The Supreme Court Monday gave Delaware the right to decide what is built in the waters surrounding a 12-mile circle around New Castle, Del., which extends into New Jersey's side of the Delaware River.

The decision thwarted the Anglo oil-and-gas major's plans to build a gas import terminal which would need a long dock to allow large tankers carrying the super-cooled fuel to discharge their cargo.

In 2005, New Jersey requested the high court hear its case against Delaware after it denied BP permits to build the dock citing infringement of the state's Coastal Zone Act.

"With that decision in hand we will be redoubling our efforts in evaluating alternatives to a pier in Delaware state waters," said Tom Mueller, a BP spokesman. "We have a variety of options we are exploring."

The case surrounded a more than 100-year-old covenant in which England gave Delaware the water rights within the 12-mile circle of New Castle. The state of New Jersey argued that it had the right to build since the project initiated from its side of the river.

The proposed Crown Landing terminal, to be located near Logan Township, N.J., would be able to receive imports of up to 1.2 billion cubic feet of gas a day, enough to fuel around 5 million homes.

The chosen site was the least environmentally disruptive, Mueller said, and had good access to a gas transmission pipeline grid.

BP said it won't abandon plans to build the project, though alternatives could mean moving the entire site to another location, possibly disturbing wetlands.
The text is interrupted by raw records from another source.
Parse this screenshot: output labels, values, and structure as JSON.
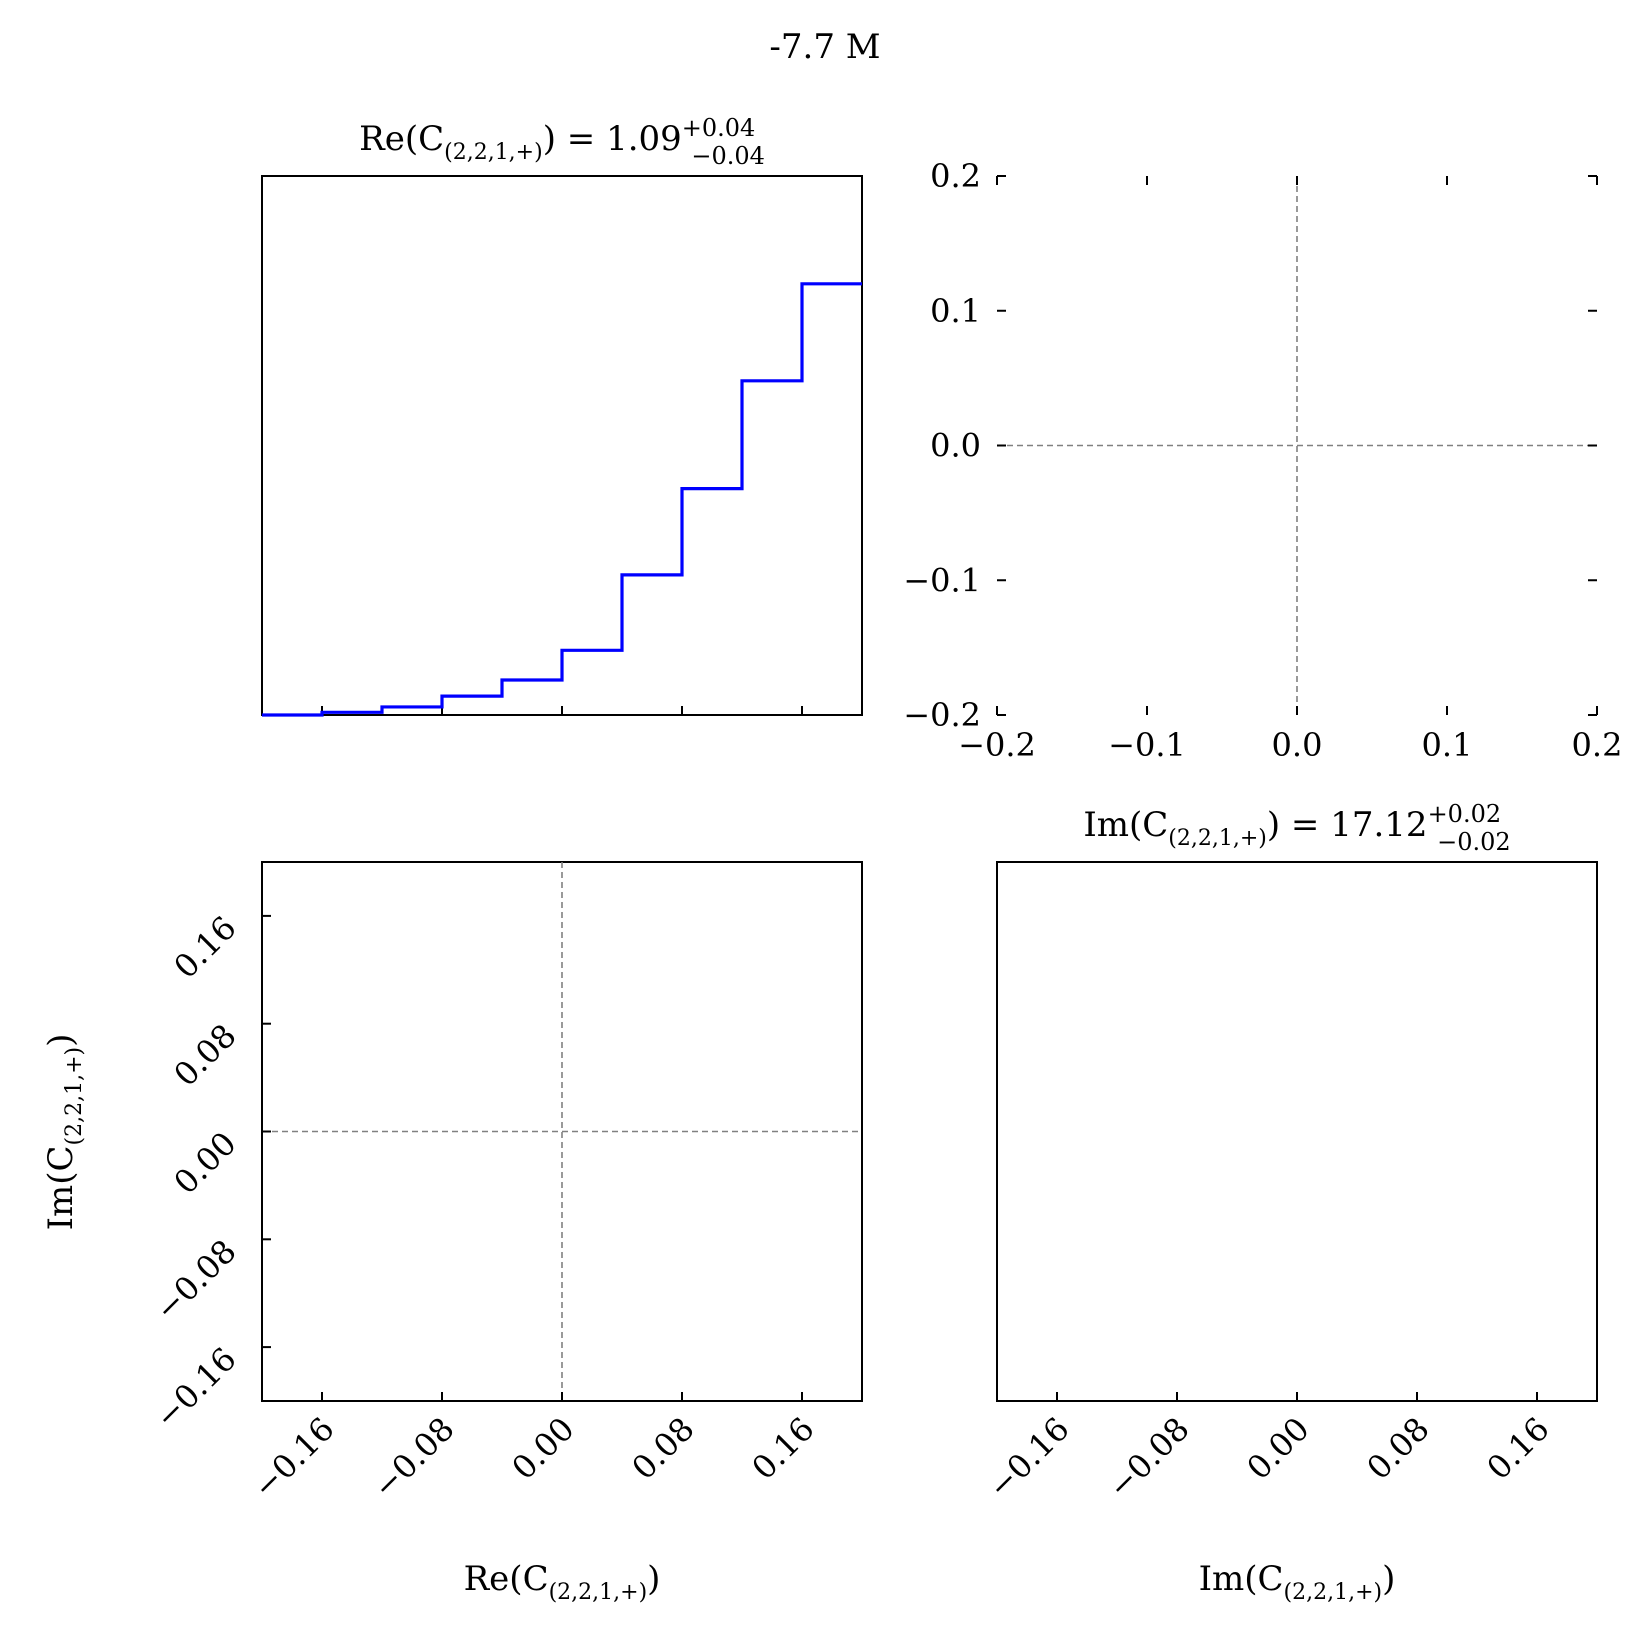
{
  "figure": {
    "suptitle": "-7.7 M"
  },
  "colors": {
    "histogram": "#0000ff",
    "reference_lines": "#808080",
    "frame": "#000000"
  },
  "chart_data": [
    {
      "panel": "top-left",
      "type": "bar",
      "style": "step-histogram",
      "title": {
        "base": "Re(C",
        "subscript": "(2,2,1,+)",
        "tail": ") = 1.09",
        "upper": "+0.04",
        "lower": "−0.04"
      },
      "xlim": [
        -0.2,
        0.2
      ],
      "bin_edges": [
        -0.2,
        -0.16,
        -0.12,
        -0.08,
        -0.04,
        0.0,
        0.04,
        0.08,
        0.12,
        0.16,
        0.2
      ],
      "values": [
        0,
        0.005,
        0.015,
        0.035,
        0.065,
        0.12,
        0.26,
        0.42,
        0.62,
        0.8
      ],
      "ylim": [
        0,
        1.0
      ],
      "xticks": [
        -0.16,
        -0.08,
        0.0,
        0.08,
        0.16
      ],
      "xtick_labels_visible": false,
      "yticks_visible": false
    },
    {
      "panel": "top-right",
      "type": "scatter",
      "title": "",
      "xlim": [
        -0.2,
        0.2
      ],
      "ylim": [
        -0.2,
        0.2
      ],
      "xticks": [
        -0.2,
        -0.1,
        0.0,
        0.1,
        0.2
      ],
      "yticks": [
        -0.2,
        -0.1,
        0.0,
        0.1,
        0.2
      ],
      "xtick_labels": [
        "−0.2",
        "−0.1",
        "0.0",
        "0.1",
        "0.2"
      ],
      "ytick_labels": [
        "−0.2",
        "−0.1",
        "0.0",
        "0.1",
        "0.2"
      ],
      "reference_lines": {
        "x": 0.0,
        "y": 0.0
      },
      "frame": "ticks-only"
    },
    {
      "panel": "bottom-left",
      "type": "scatter",
      "xlim": [
        -0.2,
        0.2
      ],
      "ylim": [
        -0.2,
        0.2
      ],
      "xticks": [
        -0.16,
        -0.08,
        0.0,
        0.08,
        0.16
      ],
      "yticks": [
        -0.16,
        -0.08,
        0.0,
        0.08,
        0.16
      ],
      "xtick_labels": [
        "−0.16",
        "−0.08",
        "0.00",
        "0.08",
        "0.16"
      ],
      "ytick_labels": [
        "−0.16",
        "−0.08",
        "0.00",
        "0.08",
        "0.16"
      ],
      "reference_lines": {
        "x": 0.0,
        "y": 0.0
      },
      "xlabel": {
        "base": "Re(C",
        "subscript": "(2,2,1,+)",
        "tail": ")"
      },
      "ylabel": {
        "base": "Im(C",
        "subscript": "(2,2,1,+)",
        "tail": ")"
      }
    },
    {
      "panel": "bottom-right",
      "type": "bar",
      "style": "step-histogram",
      "title": {
        "base": "Im(C",
        "subscript": "(2,2,1,+)",
        "tail": ") = 17.12",
        "upper": "+0.02",
        "lower": "−0.02"
      },
      "xlim": [
        -0.2,
        0.2
      ],
      "values": [],
      "xticks": [
        -0.16,
        -0.08,
        0.0,
        0.08,
        0.16
      ],
      "xtick_labels": [
        "−0.16",
        "−0.08",
        "0.00",
        "0.08",
        "0.16"
      ],
      "xlabel": {
        "base": "Im(C",
        "subscript": "(2,2,1,+)",
        "tail": ")"
      }
    }
  ]
}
The company might also have to consider building a new pipeline to link the gas terminal to the pipeline grid.

The court decision comes at a time when U.S. LNG imports are in decline as demand for the fuel rises for household heating and electricity generation, especially in the densely-populated U.S. Northeast.

"We see a need for a project like this in this market area," Mueller said. "Our intent is to continue pushing forward with the project."

BP has no timeframe for the project construction and said only it is "focused on evaluating alternatives to the current pier location/configuration and that analysis will drive our forward timeline."

The original timeframe was to have Crown Landing operational in 2009.

Other projects have faced similar challenges. Weaver's Cove LNG, a joint venture between Hess Corp. and Poten & Partners, has been mired in legal battles with the state of Massachusetts to obtain permits for the project.